CMS also proposes that Medicare contractors use this new standard, or benchmark, when reviewing inpatient admissions. Under the new standard, Medicare’s review contractors would presume that hospital inpatient admissions are reasonable and necessary for beneficiaries who require at least two midnights in the hospital. CMS advises the contractors to be on the watch for providers found to be abusing this two-midnight presumption and making non-medically necessary inpatient hospital admissions, e.g., where hospitals are systematically delaying the provision of care in order to exceed the two-midnight timeframe.
Similarly, CMS also proposes a review presumption that hospital services spanning less than two midnights should have been provided on an outpatient basis, unless there is clear documentation in the medical record supporting the physician’s order and expectation that the beneficiary would require care spanning more than two midnights or the beneficiary is receiving a service or procedure designated by CMS as inpatient-only. New language in the proposed rules specifically states that “[n]o presumptive weight shall be assigned to the physician’s order…or certification…in determining the medical necessity of inpatient hospital services.” Thus, although an order of admission from the treating physician is still required, the entire admission must be justified independently in the medical record. CMS, however, continues to assert that the judgment of the physician and the physician’s order for inpatient care should be based on such complex medical factors as patient history and symptoms, current medical needs and the risk of an adverse event.
The new rule also allows for an exception. CMS affirms that if at the time of the admission decision, it was reasonable to expect that the patient would need inpatient care spanning at least two midnights, and that expectation is supported in the medical record, and there was a physician order and certification for the inpatient care, payment would be made under Part A even if the patient did not stay at least two midnights. However, the exception in the proposed rule seems to anticipate an exception only being necessary when a patient dies or is transferred, rather than discharged early to home: “If an unforeseen circumstance, such as a beneficiary death or transfer, results in a shorter beneficiary stay than the physician’s expectation of at least two midnights, the patient may be considered to be appropriately treated on an inpatient basis, and the hospital inpatient payment may be made under Medicare Part A.”

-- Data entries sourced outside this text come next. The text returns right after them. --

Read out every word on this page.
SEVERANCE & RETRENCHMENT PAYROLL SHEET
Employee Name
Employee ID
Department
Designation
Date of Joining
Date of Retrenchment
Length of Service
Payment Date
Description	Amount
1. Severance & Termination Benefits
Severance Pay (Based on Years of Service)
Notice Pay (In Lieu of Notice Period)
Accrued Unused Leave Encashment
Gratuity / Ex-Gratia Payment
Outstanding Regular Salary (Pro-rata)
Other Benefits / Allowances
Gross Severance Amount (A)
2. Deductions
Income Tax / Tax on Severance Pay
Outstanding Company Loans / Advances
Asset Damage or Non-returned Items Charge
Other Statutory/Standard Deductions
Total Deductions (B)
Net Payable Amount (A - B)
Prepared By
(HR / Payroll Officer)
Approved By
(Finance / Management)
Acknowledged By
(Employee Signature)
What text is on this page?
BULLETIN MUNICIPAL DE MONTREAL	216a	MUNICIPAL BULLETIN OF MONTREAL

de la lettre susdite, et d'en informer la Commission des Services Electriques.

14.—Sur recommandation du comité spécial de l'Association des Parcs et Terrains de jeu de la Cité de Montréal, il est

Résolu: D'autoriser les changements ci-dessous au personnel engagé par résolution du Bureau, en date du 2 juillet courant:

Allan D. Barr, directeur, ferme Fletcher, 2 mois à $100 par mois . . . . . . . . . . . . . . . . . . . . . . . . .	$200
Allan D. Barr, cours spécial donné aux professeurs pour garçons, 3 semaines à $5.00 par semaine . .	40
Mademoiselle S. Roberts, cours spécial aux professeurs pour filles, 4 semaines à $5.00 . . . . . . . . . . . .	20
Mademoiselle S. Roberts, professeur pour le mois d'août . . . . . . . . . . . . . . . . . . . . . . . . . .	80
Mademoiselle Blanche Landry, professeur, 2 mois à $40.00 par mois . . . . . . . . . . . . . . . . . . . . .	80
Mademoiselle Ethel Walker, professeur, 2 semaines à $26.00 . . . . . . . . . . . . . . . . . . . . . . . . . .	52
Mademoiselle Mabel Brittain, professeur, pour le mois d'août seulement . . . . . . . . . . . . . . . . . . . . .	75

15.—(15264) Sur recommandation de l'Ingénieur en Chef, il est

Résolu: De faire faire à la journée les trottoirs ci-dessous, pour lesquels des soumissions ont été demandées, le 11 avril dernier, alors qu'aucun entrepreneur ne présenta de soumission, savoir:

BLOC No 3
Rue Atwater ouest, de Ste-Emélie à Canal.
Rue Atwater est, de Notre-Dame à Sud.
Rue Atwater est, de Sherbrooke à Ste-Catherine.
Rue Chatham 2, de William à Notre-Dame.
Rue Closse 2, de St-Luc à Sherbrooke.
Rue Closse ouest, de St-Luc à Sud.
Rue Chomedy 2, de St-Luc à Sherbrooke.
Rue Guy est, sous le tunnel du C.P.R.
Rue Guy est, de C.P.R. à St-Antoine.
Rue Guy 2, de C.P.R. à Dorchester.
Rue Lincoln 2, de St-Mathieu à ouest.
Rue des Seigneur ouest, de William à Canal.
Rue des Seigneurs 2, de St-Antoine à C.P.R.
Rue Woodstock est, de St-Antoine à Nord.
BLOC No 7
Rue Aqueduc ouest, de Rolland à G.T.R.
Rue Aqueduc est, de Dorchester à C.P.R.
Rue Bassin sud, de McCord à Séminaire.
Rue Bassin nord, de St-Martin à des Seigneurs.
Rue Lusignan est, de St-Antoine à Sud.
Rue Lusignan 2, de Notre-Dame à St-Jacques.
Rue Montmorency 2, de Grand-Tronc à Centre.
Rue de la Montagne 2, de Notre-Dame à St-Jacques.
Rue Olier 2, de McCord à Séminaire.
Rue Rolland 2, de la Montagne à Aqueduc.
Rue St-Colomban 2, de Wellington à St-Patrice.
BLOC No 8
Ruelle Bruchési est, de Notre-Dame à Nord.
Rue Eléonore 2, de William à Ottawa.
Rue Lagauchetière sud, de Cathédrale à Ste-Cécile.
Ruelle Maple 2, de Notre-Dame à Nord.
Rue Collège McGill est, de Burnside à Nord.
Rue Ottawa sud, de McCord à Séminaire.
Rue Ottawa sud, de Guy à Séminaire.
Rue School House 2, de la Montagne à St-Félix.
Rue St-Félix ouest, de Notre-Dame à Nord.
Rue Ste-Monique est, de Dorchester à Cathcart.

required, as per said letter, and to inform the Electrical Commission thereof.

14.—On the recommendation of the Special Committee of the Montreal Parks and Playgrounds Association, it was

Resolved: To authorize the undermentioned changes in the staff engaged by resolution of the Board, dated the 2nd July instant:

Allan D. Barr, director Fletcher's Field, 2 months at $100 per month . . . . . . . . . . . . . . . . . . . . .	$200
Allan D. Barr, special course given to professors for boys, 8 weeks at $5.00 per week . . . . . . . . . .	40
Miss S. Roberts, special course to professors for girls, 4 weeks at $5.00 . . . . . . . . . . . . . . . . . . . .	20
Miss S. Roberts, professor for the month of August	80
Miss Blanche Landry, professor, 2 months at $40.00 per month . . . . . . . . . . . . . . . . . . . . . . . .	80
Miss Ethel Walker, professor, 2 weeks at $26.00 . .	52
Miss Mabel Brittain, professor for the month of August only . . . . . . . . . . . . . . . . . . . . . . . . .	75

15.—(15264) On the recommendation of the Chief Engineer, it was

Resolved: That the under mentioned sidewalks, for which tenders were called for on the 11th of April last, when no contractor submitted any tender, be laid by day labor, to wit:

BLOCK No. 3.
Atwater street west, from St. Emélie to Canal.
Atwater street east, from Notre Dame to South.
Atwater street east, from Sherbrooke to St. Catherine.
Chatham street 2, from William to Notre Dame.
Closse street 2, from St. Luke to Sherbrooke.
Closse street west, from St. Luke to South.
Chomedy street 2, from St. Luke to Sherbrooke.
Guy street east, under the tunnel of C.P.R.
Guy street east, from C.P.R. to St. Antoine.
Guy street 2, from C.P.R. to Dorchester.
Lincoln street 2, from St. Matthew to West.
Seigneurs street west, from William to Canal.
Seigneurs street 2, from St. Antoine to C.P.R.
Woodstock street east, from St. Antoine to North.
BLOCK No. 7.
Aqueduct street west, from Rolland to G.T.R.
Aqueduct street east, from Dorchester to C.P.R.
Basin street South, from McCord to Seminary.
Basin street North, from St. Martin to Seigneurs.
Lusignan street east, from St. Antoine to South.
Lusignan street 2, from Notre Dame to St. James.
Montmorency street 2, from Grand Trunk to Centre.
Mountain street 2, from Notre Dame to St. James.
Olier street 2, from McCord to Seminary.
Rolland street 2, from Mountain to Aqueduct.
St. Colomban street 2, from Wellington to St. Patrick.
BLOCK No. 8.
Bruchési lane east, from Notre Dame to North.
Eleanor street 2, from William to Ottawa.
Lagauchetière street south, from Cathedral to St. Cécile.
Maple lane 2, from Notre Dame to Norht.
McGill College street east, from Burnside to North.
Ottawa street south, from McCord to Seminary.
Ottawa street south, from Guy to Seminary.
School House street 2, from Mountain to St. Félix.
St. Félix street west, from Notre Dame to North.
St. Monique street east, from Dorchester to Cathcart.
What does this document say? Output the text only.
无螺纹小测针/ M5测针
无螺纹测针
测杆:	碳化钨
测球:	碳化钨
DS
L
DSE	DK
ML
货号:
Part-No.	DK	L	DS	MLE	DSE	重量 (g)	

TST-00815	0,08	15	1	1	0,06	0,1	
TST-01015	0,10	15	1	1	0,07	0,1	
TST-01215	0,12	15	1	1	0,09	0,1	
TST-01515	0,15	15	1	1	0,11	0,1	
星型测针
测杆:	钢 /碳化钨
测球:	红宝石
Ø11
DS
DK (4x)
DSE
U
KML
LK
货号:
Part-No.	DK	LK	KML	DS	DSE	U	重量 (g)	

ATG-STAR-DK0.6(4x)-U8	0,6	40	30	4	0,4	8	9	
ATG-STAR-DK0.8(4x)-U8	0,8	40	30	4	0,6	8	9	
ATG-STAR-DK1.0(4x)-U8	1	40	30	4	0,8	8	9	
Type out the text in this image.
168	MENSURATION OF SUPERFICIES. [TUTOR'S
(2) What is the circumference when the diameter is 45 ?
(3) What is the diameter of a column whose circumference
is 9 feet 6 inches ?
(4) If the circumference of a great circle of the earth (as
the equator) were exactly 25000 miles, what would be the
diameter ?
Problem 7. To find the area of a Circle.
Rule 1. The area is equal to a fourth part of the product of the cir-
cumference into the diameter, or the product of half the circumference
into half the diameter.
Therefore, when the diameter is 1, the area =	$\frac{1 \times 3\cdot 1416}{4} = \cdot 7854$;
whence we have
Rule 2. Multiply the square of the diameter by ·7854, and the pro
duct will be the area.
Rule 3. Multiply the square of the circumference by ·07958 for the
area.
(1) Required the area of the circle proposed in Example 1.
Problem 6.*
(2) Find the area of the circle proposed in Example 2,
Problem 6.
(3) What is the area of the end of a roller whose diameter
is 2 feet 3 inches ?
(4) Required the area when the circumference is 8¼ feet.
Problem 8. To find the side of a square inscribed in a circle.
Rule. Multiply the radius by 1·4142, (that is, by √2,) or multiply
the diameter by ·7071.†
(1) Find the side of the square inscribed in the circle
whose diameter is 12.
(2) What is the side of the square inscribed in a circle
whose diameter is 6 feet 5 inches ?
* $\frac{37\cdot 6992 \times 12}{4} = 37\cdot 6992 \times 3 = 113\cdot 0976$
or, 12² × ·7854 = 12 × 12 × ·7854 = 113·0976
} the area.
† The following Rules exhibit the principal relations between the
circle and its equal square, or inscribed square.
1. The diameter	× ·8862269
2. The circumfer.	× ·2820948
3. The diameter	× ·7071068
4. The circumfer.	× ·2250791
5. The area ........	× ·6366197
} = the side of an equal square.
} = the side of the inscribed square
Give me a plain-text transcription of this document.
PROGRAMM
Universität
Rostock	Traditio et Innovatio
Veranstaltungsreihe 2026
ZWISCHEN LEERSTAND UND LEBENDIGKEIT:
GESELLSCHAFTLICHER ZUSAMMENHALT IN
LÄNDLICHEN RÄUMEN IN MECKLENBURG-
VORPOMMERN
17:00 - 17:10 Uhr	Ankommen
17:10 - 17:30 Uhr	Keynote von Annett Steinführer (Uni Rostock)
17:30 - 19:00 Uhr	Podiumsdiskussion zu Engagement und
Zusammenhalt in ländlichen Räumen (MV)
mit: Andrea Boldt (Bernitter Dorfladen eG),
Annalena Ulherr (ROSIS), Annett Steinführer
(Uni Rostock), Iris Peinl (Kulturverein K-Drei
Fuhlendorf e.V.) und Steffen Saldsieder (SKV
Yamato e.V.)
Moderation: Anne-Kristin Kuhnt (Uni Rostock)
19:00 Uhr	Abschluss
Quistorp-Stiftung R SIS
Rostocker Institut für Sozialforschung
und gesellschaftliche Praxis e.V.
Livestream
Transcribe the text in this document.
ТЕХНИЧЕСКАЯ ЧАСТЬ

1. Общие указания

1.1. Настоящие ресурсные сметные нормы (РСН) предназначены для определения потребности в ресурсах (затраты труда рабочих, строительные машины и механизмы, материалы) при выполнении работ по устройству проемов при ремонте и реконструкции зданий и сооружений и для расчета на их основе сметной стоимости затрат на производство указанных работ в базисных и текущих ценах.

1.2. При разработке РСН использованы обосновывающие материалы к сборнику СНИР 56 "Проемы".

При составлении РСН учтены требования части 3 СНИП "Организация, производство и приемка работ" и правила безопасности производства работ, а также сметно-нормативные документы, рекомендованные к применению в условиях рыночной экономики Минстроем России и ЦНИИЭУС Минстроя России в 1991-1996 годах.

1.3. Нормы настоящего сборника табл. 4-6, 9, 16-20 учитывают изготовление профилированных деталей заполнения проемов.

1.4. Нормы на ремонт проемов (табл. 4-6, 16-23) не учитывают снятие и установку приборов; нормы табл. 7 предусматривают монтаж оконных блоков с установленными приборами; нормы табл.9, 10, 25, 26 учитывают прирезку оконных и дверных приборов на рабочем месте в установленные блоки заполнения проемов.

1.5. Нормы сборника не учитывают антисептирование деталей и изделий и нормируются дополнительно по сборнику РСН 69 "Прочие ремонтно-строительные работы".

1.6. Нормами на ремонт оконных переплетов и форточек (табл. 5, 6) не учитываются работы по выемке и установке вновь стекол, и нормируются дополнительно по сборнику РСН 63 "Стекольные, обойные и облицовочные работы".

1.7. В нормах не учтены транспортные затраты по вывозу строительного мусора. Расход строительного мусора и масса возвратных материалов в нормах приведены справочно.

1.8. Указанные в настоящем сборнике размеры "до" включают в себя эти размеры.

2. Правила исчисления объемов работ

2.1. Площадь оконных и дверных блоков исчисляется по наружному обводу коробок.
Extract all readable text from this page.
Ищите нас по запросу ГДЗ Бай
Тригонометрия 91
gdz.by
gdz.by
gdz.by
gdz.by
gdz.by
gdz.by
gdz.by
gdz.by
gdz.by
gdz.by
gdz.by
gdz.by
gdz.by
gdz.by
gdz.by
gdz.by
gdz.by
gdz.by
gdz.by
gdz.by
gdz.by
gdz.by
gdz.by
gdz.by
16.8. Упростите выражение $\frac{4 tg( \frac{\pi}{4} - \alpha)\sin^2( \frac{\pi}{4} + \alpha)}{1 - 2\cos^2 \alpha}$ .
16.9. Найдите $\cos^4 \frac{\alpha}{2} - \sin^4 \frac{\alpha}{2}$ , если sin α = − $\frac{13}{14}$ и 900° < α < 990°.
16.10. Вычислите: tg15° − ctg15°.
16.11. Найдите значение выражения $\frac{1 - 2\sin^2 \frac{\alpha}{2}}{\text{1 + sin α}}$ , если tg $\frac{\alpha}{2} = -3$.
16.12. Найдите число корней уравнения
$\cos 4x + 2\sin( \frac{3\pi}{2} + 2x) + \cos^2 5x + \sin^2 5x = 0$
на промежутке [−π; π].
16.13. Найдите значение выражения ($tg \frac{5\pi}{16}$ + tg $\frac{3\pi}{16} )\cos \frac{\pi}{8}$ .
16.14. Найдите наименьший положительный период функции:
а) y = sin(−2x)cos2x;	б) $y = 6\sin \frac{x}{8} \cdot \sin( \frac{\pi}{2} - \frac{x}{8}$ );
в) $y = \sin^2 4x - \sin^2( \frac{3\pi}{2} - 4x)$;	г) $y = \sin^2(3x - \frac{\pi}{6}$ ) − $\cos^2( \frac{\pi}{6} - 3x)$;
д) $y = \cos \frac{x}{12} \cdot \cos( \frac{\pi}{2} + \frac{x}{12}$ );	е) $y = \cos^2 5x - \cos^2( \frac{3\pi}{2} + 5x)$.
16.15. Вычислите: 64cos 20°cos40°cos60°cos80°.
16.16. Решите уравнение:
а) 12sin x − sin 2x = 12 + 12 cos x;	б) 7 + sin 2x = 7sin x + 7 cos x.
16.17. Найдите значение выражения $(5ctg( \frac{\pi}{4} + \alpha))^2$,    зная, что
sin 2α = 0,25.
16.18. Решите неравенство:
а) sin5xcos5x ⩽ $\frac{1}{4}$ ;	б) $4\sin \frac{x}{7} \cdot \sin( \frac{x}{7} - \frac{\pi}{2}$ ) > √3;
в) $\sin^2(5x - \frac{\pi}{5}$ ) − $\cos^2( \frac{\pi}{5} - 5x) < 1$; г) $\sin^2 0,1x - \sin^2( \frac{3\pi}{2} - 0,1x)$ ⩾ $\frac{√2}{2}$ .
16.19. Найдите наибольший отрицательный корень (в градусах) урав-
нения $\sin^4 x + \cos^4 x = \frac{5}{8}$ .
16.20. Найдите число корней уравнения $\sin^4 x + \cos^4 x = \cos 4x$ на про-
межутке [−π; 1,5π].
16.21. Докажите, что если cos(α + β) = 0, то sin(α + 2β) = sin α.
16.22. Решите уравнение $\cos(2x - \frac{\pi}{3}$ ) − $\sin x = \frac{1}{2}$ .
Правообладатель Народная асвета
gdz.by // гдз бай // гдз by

Lastly, CMS anticipates an increase of $220 million in Medicare costs due to the presumption that hospital inpatient stays are reasonable if they span at least two midnights. CMS proposes to reduce the standardized amount, the hospital-specific rates, and the Puerto Rico-specific standardized amount by 0.2 percent to offset the anticipated cost increase.
CMS’s new rule is part of its bigger plan to address the inpatient admission versus outpatient observation problem, with its stated purpose being to create greater clarity with regard to this issue. CMS recently revised its Part B billing rules via a proposed rule and a ruling, which affect billing for Part B services when inpatient admissions are found to be medically unnecessary. For a discussion of the Part B proposed rule changes and the ruling, see “CMS Revises Part B Billing Policy for Unnecessary Inpatient Admissions” published in the March 21, 2013 Payment Matters.
It is hard to see how increasing the standard for an inpatient admission from one night or 24 hours, to two midnights, is going to add any greater clarity to the problem. What is easy to see, however, is that this new standard, along with the elimination of any presumption in favor of the treating physician’s order for care, will lead to a decrease in hospital inpatient admissions and an increase in outpatient care, which results in lower payments generally to hospitals. Despite CMS’s financial calculations, it is difficult to understand how creating a higher standard for inpatient admission will result in increased costs to the Medicare program, when inpatient care is generally more costly than outpatient care. Nevertheless, as a result, hospitals will also receive lower Medicare payments due to a decrease in the standardized amount to account for the anticipated increase in costs to Medicare. CMS has further financially squeezed hospitals through its revisions to the Part B billing rules which will eliminate the authority for ALJs to continue to allow that denied inpatient stays be paid as outpatient observation care and will effectively eliminate the ability for hospitals to timely file Part B outpatient claims when services for inpatient care are denied.
Hospitals have until July 25, 2013 to comment on the proposed rules. Changes to the rules are proposed to be effective October 1, 2013.